I spent some more time thinking about redesigning the stack manipulation for the CPU. Essentially, I feel like if you forget about all of the Forth words like Pop, Over, Pick, Roll, and Tuck, the actual core stack operations are Copy and Delete. Copying targets some elements of the stack and adds them to the top, while deleting does the same targeting but just... deletes them. A "Move" operation would just be a copy, followed by a delete. Pop is delete, Over is a copy, Pick is a copy, Roll is a copy and delete, and Tuck is a different copy and delete.

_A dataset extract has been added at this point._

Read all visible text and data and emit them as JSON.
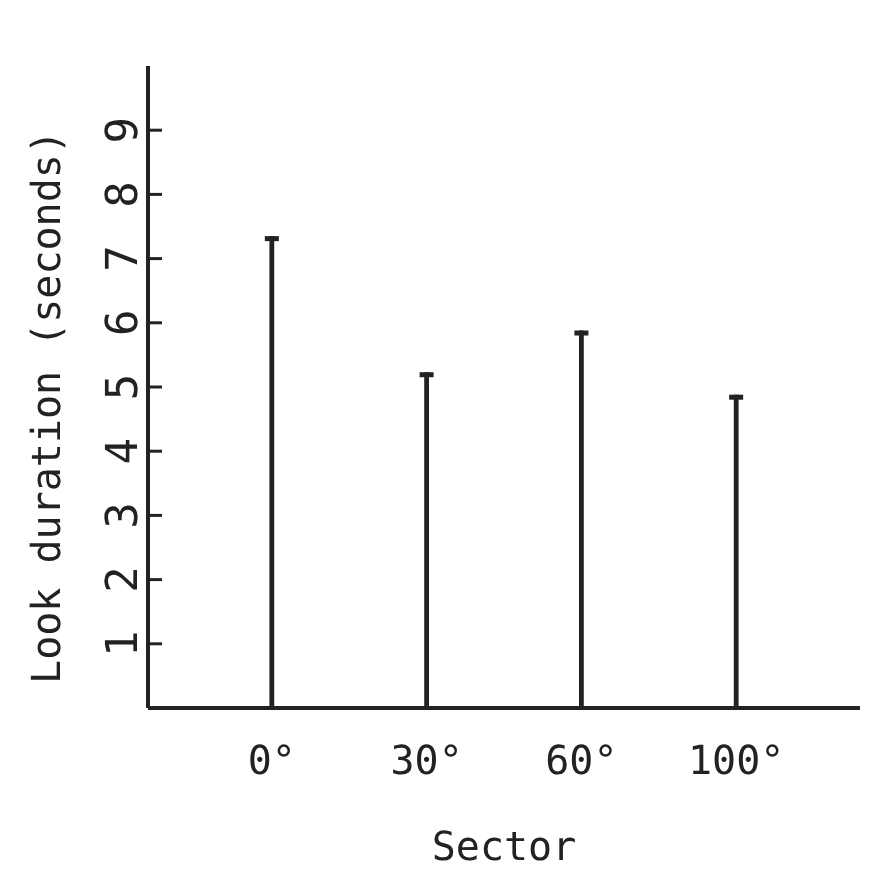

I'm thinking that I can implement Copy and Delete with two bits for the bit-depth, one bit for the stack target, and then at least one more bit for a toggle between a parameter-less operation that has an implicit function, and a version with a 1-byte stack parameter that specifies the target.
---
After working through it a bit more, I ended up with the following: each stack will have a "Copy", "Move", "Delete", and "Stash" opcode that uses a bitmask, but they will also have shorthand opcodes like "Dup" "Drop", and "Swap". There's room for 8 opcodes on each stack, so I have one more to spend, though I might change Stash to be the top value only instead of a bitmask (or add that explicit operation with my remaining budget).
Either way, I'm feeling a lot better about this stack manipulation set up as opposed to my previous situation with extra stacks and the hold register.